A carta de Trump ao Brasil não é apenas um gesto isolado de arrogância internacional. Ela revela um padrão de comportamento político que tem moldado o cenário global com efeitos profundos: a vaidade como motor da ação de governo.



são líderes que não apenas exercem o poder — o encenam. Criam personagens, fabricam realidades paralelas e operam a partir do culto à própria imagem. Quando a verdade ameaça esse teatro, tratam de desmontá-la — ou substituí-la por outra.



Quando a política se torna performance


Na última semana, Trump recebeu Benjamin Netanyahu na Casa Branca. O primeiro-ministro israelense lhe entregou pessoalmente uma carta o indicando ao Prêmio Nobel da Paz. No dia seguinte, ao se reunir com líderes africanos para discutir comércio, Trump exibiu o documento em público e pediu a um dos presidentes que o apoiasse ali mesmo. Em seguida, comentou o “inglês perfeito” do presidente da Libéria — sem saber que o idioma é oficial no país desde o século XIX. O presidente liberiano apenas sorriu e acenou com a cabeça.


Esses episódios, encadeados cuidadosamente, mostram como Trump transforma eventos oficiais em cenas cuidadosamente construídas de autopromoção. A diplomacia é substituída pelo espetáculo. O poder vira performance.

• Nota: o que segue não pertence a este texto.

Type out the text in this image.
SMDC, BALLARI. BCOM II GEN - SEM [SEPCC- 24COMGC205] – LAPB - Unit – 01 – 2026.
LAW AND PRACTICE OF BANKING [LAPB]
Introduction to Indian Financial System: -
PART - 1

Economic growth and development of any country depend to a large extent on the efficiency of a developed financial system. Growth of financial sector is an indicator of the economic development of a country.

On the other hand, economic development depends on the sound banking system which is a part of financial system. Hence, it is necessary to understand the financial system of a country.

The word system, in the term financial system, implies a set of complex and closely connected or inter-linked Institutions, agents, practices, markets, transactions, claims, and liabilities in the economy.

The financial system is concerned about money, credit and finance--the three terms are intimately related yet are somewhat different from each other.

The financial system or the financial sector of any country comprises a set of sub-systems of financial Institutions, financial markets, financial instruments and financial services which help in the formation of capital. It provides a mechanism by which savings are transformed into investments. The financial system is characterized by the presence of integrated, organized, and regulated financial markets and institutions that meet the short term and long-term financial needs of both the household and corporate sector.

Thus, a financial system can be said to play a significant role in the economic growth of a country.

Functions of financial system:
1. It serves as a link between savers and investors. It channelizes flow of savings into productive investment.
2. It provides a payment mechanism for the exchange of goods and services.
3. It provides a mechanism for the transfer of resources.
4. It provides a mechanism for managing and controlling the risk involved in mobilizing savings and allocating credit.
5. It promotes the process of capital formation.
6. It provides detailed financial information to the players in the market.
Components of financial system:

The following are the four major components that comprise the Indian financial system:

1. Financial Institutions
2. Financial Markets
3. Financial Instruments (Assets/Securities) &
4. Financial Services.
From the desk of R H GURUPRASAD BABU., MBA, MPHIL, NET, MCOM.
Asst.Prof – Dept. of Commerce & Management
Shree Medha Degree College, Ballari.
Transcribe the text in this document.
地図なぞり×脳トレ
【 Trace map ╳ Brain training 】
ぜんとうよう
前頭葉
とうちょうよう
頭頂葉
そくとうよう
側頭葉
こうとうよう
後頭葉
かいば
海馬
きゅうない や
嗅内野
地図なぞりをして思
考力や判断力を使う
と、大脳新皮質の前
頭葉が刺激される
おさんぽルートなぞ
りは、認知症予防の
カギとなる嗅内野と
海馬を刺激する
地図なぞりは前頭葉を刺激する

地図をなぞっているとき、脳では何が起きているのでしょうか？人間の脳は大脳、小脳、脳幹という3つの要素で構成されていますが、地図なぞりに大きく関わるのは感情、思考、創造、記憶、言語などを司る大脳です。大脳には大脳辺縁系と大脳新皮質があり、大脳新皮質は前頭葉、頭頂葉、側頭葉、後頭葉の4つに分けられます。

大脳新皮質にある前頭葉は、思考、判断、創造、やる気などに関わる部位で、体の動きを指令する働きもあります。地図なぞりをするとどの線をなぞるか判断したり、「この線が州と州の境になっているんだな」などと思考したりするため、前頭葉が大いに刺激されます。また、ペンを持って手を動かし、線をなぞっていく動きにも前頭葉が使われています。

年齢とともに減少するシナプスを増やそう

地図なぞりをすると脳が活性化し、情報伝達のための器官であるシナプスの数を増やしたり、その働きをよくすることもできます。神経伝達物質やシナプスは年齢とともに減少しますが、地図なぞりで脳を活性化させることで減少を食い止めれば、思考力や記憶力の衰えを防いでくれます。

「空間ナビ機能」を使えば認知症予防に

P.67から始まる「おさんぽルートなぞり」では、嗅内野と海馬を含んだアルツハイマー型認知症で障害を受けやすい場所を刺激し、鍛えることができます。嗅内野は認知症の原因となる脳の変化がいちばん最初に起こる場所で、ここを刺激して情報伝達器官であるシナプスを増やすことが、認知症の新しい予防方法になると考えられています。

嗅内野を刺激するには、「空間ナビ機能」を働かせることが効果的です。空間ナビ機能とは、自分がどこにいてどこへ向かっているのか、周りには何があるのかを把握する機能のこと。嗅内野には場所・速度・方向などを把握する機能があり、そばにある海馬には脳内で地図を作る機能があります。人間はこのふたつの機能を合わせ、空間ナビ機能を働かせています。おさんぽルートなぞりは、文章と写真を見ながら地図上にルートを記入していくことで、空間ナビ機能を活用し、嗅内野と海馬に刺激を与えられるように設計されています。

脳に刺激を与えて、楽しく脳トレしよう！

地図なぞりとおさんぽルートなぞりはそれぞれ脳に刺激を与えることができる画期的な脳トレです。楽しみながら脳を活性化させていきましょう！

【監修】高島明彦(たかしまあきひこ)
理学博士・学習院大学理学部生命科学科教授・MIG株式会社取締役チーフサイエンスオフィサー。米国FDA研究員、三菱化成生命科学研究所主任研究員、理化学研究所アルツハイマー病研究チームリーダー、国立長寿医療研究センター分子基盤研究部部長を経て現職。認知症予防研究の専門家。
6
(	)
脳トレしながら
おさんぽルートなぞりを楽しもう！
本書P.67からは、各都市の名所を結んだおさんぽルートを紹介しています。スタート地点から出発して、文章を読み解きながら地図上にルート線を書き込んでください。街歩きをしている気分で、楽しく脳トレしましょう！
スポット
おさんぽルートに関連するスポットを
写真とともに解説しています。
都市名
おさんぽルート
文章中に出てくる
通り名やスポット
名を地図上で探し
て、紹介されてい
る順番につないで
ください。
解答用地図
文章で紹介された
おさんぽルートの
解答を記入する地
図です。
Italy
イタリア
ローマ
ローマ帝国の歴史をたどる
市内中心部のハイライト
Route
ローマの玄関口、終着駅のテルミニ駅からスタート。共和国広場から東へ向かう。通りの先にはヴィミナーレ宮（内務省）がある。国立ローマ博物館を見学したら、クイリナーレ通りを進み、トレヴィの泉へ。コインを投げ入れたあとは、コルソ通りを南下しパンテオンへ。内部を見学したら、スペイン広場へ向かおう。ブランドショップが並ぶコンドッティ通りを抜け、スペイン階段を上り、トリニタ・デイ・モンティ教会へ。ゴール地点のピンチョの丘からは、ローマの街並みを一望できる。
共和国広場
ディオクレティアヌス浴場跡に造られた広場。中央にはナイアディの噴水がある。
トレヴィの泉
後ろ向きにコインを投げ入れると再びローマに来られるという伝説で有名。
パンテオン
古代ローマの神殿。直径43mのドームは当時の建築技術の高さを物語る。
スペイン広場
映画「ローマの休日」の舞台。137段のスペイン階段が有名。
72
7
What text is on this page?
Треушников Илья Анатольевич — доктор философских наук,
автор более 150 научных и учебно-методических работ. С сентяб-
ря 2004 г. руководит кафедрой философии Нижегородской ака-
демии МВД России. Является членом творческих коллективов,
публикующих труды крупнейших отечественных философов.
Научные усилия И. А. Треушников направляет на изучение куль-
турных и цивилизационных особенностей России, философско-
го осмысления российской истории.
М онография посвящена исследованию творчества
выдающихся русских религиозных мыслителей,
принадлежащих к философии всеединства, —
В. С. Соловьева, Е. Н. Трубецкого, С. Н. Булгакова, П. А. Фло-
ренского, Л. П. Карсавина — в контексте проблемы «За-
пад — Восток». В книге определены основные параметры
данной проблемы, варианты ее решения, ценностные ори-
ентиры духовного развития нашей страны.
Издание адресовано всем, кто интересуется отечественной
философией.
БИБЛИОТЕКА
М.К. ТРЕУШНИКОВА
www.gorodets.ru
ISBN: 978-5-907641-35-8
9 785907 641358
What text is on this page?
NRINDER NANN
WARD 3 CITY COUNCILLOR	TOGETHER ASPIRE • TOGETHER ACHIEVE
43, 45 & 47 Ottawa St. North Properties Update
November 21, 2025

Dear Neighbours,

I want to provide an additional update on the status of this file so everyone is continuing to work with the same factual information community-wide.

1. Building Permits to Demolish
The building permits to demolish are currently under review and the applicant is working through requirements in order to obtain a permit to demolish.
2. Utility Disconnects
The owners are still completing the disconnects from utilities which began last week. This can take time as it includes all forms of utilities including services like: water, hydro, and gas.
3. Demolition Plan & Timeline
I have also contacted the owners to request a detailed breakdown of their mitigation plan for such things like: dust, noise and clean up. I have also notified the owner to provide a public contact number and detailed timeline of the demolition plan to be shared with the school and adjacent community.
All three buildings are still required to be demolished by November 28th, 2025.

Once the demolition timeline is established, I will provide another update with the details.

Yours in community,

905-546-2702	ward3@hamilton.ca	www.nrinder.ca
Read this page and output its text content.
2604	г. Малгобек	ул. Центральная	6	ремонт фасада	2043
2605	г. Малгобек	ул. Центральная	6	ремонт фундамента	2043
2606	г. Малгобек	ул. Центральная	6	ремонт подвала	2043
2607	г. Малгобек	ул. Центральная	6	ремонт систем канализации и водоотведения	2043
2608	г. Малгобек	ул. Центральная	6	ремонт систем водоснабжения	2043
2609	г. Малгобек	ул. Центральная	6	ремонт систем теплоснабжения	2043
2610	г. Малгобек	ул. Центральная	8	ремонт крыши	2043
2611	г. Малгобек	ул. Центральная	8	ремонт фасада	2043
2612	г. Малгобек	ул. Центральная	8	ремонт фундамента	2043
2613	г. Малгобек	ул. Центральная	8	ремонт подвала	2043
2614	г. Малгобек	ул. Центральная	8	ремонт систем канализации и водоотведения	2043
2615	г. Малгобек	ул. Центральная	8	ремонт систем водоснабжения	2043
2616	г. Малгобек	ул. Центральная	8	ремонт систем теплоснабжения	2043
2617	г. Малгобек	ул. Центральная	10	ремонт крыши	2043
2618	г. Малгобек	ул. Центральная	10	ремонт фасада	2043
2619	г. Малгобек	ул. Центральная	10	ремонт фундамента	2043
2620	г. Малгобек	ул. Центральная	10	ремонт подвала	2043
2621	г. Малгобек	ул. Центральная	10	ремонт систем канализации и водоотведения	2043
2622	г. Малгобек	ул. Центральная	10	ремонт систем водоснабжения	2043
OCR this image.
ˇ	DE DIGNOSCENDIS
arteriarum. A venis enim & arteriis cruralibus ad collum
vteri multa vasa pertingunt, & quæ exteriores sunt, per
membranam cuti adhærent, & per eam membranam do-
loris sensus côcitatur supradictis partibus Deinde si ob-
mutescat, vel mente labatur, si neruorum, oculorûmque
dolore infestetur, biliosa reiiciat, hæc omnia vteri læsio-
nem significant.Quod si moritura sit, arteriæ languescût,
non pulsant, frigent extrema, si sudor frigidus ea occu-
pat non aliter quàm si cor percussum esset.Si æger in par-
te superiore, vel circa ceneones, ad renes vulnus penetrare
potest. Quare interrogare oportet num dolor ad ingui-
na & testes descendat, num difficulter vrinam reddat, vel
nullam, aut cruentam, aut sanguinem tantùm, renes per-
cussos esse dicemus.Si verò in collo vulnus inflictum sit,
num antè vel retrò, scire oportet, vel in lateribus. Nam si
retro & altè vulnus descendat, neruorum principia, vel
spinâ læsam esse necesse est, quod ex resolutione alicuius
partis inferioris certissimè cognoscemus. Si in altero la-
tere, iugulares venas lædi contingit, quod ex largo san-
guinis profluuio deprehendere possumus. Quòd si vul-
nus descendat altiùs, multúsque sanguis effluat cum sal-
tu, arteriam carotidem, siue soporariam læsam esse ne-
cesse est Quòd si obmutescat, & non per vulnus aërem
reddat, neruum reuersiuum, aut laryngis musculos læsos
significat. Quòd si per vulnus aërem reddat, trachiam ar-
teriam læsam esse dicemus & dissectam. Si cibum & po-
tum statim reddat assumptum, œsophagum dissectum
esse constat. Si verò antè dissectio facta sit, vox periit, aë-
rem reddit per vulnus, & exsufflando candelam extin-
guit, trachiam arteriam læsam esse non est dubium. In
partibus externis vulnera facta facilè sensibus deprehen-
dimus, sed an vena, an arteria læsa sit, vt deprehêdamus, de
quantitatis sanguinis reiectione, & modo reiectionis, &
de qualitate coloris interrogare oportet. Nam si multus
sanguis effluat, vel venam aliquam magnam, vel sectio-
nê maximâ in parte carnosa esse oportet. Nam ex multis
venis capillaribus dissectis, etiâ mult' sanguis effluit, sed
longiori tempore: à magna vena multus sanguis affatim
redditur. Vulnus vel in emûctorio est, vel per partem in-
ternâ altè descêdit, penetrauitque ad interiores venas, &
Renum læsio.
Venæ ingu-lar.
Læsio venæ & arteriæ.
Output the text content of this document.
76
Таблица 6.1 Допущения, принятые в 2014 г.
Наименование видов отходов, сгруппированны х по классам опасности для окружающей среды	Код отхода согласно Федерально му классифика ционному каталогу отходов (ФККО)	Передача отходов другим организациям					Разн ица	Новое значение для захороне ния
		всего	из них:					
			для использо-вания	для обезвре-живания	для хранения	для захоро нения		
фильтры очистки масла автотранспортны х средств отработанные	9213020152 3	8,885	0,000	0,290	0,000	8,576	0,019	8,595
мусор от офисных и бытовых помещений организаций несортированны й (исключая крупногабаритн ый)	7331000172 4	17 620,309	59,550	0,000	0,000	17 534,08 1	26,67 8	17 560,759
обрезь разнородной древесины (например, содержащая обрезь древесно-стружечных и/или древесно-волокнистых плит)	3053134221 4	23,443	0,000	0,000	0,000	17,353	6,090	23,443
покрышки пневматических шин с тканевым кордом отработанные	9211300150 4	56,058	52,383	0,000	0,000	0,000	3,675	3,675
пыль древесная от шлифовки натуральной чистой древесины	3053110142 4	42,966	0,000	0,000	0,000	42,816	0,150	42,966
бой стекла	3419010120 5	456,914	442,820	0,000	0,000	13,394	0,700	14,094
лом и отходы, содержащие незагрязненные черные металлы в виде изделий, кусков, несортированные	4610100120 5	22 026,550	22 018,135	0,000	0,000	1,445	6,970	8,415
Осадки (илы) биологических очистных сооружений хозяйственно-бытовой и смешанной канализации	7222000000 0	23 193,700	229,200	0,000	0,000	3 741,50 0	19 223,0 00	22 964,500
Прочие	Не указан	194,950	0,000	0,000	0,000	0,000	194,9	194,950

O Palácio dos Espelhos – Vaidade como método de poder por Valéria Monteiro

Foto: Amos Ben Gershom, Procurador-Geral


Putin e Netanyahu: manipulação como regra.


Putin cultiva sua imagem como líder inflexível em meio a uma guerra prolongada. Netanyahu, por sua vez, usa o conceito de genocídio como ferramenta política seletiva, validando ou negando sofrimentos conforme a conveniência do poder — exigindo o reconhecimento pleno do Holocausto, mas rejeitando que se use a mesma palavra para descrever os ataques contra os palestinos, mesmo quando questionado por organismos internacionais.


Não há elegância aí — há manipulação sistemática da linguagem, da moral e da memória. São líderes que não hesitam em distorcer os fatos, se isso mantiver suas narrativas vivas.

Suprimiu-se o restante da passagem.